Tuesday, November 15, 2011

Antoine Dufour - Cold Day

I just flat needed to hear something spectacular tonight.

Delivered.



Thursday, November 3, 2011

The great Partial Capo Experiment begins.

And so a very good man, Steve Cornish, did sell me a Third Hand capo this evening,



and verily I did place it upon my Ovation (strung to C2G2D3A3E4B3) in the initial position 220000, and began to play.

Oh dawggy, this is going to be an interesting ride.

I'm exhausted now--was tired when I started this, but like hell I was going to go to sleep without at least trying it out--but nonetheless tonight I tried 220000, 220002, and 001111.  With the 220002 configuration I also brought the first string up a half-step so that the open pitches were DADAED, which was interesting to say the least.

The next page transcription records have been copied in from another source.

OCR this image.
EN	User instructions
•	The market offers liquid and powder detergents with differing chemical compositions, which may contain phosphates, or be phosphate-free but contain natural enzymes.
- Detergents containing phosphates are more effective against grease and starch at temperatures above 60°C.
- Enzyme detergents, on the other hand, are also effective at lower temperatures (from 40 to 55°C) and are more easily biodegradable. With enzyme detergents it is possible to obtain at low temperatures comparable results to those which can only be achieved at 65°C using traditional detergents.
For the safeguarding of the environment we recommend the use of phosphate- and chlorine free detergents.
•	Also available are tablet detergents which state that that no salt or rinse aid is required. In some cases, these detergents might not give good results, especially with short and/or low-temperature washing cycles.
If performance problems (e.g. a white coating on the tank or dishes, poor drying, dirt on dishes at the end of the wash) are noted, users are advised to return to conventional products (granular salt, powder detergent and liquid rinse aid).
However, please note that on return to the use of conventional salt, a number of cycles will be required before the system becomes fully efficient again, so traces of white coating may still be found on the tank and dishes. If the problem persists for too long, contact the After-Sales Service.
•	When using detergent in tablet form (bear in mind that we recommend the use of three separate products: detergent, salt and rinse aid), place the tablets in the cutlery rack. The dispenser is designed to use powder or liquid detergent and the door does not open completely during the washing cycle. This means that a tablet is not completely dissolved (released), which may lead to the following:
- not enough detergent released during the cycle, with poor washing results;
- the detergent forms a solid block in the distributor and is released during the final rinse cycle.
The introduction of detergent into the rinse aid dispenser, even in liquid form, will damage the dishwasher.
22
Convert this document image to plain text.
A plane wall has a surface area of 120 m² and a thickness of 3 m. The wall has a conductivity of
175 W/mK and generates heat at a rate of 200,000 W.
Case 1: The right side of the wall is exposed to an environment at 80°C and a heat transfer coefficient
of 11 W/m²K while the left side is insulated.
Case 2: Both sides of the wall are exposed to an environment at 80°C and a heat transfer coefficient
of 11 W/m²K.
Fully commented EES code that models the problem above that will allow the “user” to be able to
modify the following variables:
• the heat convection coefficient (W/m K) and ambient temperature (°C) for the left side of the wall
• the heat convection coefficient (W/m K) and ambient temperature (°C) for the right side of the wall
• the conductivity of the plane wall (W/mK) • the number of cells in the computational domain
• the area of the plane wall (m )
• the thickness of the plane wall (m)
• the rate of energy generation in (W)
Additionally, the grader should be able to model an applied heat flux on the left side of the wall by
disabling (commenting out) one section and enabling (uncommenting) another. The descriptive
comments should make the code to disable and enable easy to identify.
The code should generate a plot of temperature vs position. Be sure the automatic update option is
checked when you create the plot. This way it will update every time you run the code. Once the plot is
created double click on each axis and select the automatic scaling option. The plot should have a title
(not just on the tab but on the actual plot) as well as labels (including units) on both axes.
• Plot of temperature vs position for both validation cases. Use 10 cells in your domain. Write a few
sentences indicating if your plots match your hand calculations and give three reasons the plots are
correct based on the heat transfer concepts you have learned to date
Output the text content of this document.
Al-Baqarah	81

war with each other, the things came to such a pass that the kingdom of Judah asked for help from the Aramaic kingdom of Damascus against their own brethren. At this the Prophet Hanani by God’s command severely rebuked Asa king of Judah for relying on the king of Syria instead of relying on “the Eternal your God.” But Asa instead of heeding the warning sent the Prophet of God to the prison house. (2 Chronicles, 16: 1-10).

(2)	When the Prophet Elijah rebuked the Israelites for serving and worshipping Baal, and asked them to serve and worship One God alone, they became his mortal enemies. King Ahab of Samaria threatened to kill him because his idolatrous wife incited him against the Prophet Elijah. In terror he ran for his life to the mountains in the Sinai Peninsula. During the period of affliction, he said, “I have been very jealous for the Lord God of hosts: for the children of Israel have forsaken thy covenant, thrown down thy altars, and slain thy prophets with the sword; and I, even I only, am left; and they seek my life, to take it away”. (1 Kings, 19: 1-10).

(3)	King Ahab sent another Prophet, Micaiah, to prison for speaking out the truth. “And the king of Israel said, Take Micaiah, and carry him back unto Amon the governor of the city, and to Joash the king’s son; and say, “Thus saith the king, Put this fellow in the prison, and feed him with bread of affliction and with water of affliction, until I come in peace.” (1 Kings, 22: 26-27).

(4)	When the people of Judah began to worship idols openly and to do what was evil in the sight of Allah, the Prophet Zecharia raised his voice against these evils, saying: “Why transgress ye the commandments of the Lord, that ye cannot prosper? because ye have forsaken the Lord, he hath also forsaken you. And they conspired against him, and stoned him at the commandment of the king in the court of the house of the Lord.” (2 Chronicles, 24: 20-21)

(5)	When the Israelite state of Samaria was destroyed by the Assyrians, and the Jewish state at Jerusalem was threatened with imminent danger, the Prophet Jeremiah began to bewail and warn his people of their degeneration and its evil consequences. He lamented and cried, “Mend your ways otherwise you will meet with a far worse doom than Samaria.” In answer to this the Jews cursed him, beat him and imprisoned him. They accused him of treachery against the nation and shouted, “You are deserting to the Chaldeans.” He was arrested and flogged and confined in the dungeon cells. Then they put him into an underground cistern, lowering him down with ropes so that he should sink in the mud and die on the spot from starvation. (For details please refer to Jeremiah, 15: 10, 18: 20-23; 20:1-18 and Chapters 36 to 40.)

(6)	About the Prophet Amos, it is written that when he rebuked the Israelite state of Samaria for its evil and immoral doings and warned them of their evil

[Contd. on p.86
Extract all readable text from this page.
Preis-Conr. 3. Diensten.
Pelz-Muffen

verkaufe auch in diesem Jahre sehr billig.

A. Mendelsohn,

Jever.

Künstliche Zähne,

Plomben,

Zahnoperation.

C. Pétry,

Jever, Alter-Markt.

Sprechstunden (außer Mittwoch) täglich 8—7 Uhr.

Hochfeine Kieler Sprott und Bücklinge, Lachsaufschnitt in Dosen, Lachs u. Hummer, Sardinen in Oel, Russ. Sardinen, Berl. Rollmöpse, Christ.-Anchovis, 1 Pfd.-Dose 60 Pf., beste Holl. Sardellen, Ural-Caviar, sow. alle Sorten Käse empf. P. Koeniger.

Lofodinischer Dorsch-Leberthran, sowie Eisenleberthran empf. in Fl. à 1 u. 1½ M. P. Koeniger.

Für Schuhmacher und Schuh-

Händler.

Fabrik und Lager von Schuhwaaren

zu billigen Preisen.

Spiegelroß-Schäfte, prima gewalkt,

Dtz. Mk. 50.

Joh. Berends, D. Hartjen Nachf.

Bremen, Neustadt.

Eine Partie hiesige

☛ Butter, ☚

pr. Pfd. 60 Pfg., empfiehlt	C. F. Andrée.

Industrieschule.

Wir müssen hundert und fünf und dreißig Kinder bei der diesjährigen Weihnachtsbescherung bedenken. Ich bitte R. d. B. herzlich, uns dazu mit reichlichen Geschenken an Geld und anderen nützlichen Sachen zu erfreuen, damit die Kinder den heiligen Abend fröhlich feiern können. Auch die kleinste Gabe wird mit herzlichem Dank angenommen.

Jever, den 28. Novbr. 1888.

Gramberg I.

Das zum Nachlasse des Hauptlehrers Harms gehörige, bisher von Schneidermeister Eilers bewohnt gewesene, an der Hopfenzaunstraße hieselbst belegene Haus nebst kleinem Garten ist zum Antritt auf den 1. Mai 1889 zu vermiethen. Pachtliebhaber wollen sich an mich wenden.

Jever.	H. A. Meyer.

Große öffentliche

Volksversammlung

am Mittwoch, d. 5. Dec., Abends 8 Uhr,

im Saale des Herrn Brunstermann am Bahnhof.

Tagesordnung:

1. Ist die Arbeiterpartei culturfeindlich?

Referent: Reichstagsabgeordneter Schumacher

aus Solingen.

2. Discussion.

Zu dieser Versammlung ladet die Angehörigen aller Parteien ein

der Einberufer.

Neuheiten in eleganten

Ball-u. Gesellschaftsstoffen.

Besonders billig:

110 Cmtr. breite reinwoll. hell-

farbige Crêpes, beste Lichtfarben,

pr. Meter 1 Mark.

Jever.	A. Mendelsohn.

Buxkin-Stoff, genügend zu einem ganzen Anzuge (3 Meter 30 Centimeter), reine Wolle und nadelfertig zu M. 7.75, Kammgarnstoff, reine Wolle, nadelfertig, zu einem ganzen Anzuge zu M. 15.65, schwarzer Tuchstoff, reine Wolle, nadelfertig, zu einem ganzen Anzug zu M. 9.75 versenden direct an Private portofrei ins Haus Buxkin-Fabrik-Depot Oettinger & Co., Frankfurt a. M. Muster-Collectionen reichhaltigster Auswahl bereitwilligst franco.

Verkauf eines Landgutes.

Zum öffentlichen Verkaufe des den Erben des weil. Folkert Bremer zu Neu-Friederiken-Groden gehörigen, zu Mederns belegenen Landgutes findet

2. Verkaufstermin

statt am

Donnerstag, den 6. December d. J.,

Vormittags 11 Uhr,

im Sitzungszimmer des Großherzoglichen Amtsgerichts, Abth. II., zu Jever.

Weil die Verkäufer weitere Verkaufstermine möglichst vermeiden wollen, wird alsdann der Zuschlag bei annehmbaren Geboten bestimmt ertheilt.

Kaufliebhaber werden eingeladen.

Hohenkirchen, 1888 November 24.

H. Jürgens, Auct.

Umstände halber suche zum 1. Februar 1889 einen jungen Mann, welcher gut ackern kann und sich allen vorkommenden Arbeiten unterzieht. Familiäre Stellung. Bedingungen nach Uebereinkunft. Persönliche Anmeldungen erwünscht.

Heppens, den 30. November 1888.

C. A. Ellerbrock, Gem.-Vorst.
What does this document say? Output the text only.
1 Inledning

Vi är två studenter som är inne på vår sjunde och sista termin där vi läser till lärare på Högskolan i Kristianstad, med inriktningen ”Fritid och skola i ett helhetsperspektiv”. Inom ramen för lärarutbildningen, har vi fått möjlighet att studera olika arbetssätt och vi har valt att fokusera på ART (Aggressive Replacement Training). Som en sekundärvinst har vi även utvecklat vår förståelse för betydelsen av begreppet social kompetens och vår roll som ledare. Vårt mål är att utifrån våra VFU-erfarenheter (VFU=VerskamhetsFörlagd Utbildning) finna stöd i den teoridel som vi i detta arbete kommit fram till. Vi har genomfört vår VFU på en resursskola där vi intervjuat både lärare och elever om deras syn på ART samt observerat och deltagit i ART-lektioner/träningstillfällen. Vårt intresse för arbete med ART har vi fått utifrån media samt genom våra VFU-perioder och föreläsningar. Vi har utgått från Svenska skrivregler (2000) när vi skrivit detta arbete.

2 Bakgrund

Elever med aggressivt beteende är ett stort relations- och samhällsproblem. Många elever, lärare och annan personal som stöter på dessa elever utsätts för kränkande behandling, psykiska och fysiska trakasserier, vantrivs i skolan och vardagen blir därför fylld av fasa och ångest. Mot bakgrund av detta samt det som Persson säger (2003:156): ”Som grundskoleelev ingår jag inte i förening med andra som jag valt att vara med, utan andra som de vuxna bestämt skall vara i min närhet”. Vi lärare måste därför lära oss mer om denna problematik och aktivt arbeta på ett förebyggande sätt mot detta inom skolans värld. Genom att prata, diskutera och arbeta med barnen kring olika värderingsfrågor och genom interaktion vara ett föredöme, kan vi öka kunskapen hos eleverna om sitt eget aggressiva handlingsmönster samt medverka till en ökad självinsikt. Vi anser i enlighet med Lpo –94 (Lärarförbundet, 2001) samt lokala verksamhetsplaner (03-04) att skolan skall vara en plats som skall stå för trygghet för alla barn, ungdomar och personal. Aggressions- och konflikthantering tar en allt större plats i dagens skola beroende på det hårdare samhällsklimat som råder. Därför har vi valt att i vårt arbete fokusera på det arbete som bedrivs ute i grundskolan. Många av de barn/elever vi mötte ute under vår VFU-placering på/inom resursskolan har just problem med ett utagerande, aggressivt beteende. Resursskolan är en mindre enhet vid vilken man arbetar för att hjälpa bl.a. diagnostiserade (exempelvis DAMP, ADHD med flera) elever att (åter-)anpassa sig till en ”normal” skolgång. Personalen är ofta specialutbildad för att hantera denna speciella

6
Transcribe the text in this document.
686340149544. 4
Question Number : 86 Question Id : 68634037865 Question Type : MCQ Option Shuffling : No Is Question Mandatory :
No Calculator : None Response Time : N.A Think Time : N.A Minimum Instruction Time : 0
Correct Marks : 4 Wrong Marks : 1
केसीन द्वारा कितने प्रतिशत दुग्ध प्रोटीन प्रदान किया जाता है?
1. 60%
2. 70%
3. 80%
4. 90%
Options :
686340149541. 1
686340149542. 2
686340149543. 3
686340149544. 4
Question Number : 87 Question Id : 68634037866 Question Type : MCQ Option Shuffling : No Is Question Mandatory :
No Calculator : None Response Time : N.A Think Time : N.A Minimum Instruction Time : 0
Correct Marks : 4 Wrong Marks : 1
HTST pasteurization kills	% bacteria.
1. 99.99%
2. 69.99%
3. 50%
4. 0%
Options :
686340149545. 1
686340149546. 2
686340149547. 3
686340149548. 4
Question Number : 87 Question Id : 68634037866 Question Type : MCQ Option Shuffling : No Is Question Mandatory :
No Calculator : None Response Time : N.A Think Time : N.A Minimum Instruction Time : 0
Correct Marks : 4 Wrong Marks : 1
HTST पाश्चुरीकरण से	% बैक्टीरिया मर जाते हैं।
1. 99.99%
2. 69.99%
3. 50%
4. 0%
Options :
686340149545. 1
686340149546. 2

Very eye-opening session.  Harvey Reid is the primary advocate of the partial capo, and he seems to have a lot of ideas about how to use it.  Most interesting for me is the concept that open pitches can be altered while notes up the neck remain the same, and you know what, that shit works!  It opens up all kinds of open position fingerings you never thought of, while retaining the ability to play all the closed positions that you already know, up the neck.  I was kind of expecting some cool factor on open string drones and bass notes, but I had not expected the impact it would have on melodic phrasing, especially in that "C-minor" centric arrangement of 001111.  On the guitar (as opposed to the mandolin) the stretch to hit the m3 interval from a root note on the 5th fret of the next lower string is, indeed, a stretch, but with with a 001111 partial capo, you've got very comfortable access to that m3 and m7 and it's niice.  Sure, technically you "lose" the major second, or rather you must now play it stopped on the root string, but this is a surprisingly easy tradeoff.  My fingers just figured it out spontaneously, and then started playing things they don't normally gravitate toward.  And then to go up the board you just...go up the board, find your root note, and play like you normally would.  (Well...like someone who likes to tune the guitar in fifths would.  :-)

Harmonics are going to be absolutely wild with this, and I suspect I'm going to have to just treat them separately for each possible configuration.  Having an arrangement where the nodes offset each other from string to string is probably going to spawn some interesting stuff, and I look forward to it.

More to come.  Just offhand I'm interested in checking out partial capoing over the third, fourth and fifth frets as well, and should start to experiment with some altered inner strings.  Who the heck knows where it might lead?